23.12.14

L’amour et les forêts – Eric Reinhardt




Jusqu’ici, Eric Reinhardt avait beaucoup puisé son inspiration en composant le portait de femmes puissantes, autoritaires dont certaines dépeignaient avec force et une certaine outrance les dérives du capitalisme.

Pour son dernier roman, l’auteur prend un tout nouvel angle d’attaque inspiré par la réception et la lecture de très nombreuses lettres de lectrices et la rencontre fortuite, dans un train, d’une passagère qui a voulu à toutes forces lui raconter sa vie, persuadée que, seule, la retranscription romancée, pourrait l’aider à en venir à bout. Bien que, comme Reinhardt prend bien garde de le déclarer, il n’y ait, au bout du compte, dans « L’amour et les forêts » qu’une histoire composée de toutes pièces à partir de l’imaginaire de l’écrivain, il n’en reste pas moins que sans ces stimuli non sollicités, le roman n’aurait probablement pas vu le jour.

On trouvera de nombreux compte-rendu de la trame romanesque sur laquelle nous ne nous attarderons pas outre mesure. Il nous paraît plus essentiel de nous intéresser à ce qui fait de ce roman un livre envoûtant et finalement passionnant, il faut bien l’avouer.

En premier lieu, prenant à rebrousse-poil la tendance actuelle, Eric Reinhardt écrit avec une langue que l’on pensait avoir sombré à jamais. Une langue riche, faite de longues phrases très travaillées et qui souvent s’enchaînent sans aucune interruption sur des pages d’affilée. Une langue descriptive, souvent lyrique, parfois très crue, très romanesque aussi au point que la surcharge, parfois, guette. Mais voilà un auteur qui sait éveiller l’intérêt par la puissance de sa prose au-delà de ce qu’il cherche à nous dire et cela est assez rare pour être remarqué.

Ensuite, comme il le déclara lui-même dans des interviews, Reinhardt s’est doublement projeté dans son roman. A la Houellebecq en se mettant lui-même en scène, en devenant celui qui recueille les confessions pour en faire un récit sous le nom même de l’auteur du livre que nous tenons entre les mains. Nous sommes de ce point de vue aux bords extrêmes de l’autofiction assez en vogue en ce moment d’ailleurs.
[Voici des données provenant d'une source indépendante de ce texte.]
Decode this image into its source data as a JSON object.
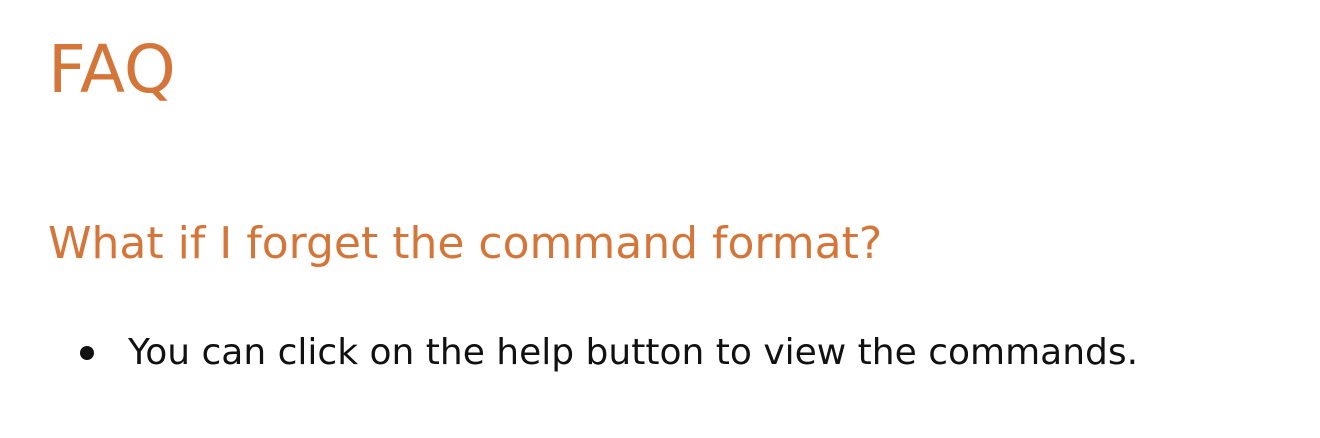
{
  "faq": {
    "title": "FAQ",
    "items": [
      {
        "question": "What if I forget the command format?",
        "answers": [
          "You can click on the help button to view the commands."
        ]
      }
    ]
  },
  "colors": {
    "heading_accent": "#d4763a",
    "body_text": "#111111",
    "background": "#ffffff"
  }
}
Mais, plus fondamentalement, c’est dans son personnage féminin principal, Bénédicte Ombredanne (dont le nom propre est tout un programme de malheurs et d’obscurité pour peu qu’on le lise avec une voyelle accentuée à la fin), cette professeur de lettres à la dérive, psychologiquement martyrisée par un mari abject, que Reinhardt a trouvé à se projeter. Il cherchait depuis longtemps un personnage capable d’incarner son double féminin et l’a visiblement trouvé ici.

En prenant un peu de recul, on ne manque pas d’être frappé par le fait que « L’amour et les forêts » est un roman des apparences. Détresse psychologique réelle de Bénédicte apparemment  créée par un mari apparemment manipulateur pervers. Apparemment seulement, car bien des caractéristiques d’un psychopathe n’existent pas ici, à commencer par leur côté irrésistiblement séducteur. Apparence de la sincérité de Bénédicte dont nous comprenons dans la dernière partie du livre qu’elle est pour le moins entachée par des séquences troublantes, restées cachées à celles et ceux qui pensaient tout savoir sur cette femme. Apparence de la violence passionnelle d’une aventure adultérine dont on ne sait si elle fut réelle ou rêvée, sincère ou simple dérivatif à expulser une tension devenue intolérable. Apparence d’un couple normal (assemblé dès le départ pour de mauvaises raisons, par dépit et non par amour) pour les tiers quand tout tourne au cauchemar une fois la porte conjugale refermée. 

C’est ce jeu et ce glissement permanent entre ce que l’on croit comprendre et ce qui reste suggéré comme possible qui fait la puissance du roman qui oscille sans cesse entre le poignant, l’intime, l’introspection, la confusion, le lyrisme, la drôlerie ou le trivial.

Bien des auteurs auraient pu s’y noyer. Malgré quelques longueurs et répétitions, Eric Reinhardt parvient à tenir son lecteur en haleine faisant de Bénédicte une héroïne contemporaine troublante d’un roman du XIXème fantastique de Villiers de l’Adam sur lequel Bénédicte composa son mémoire d’agrégation.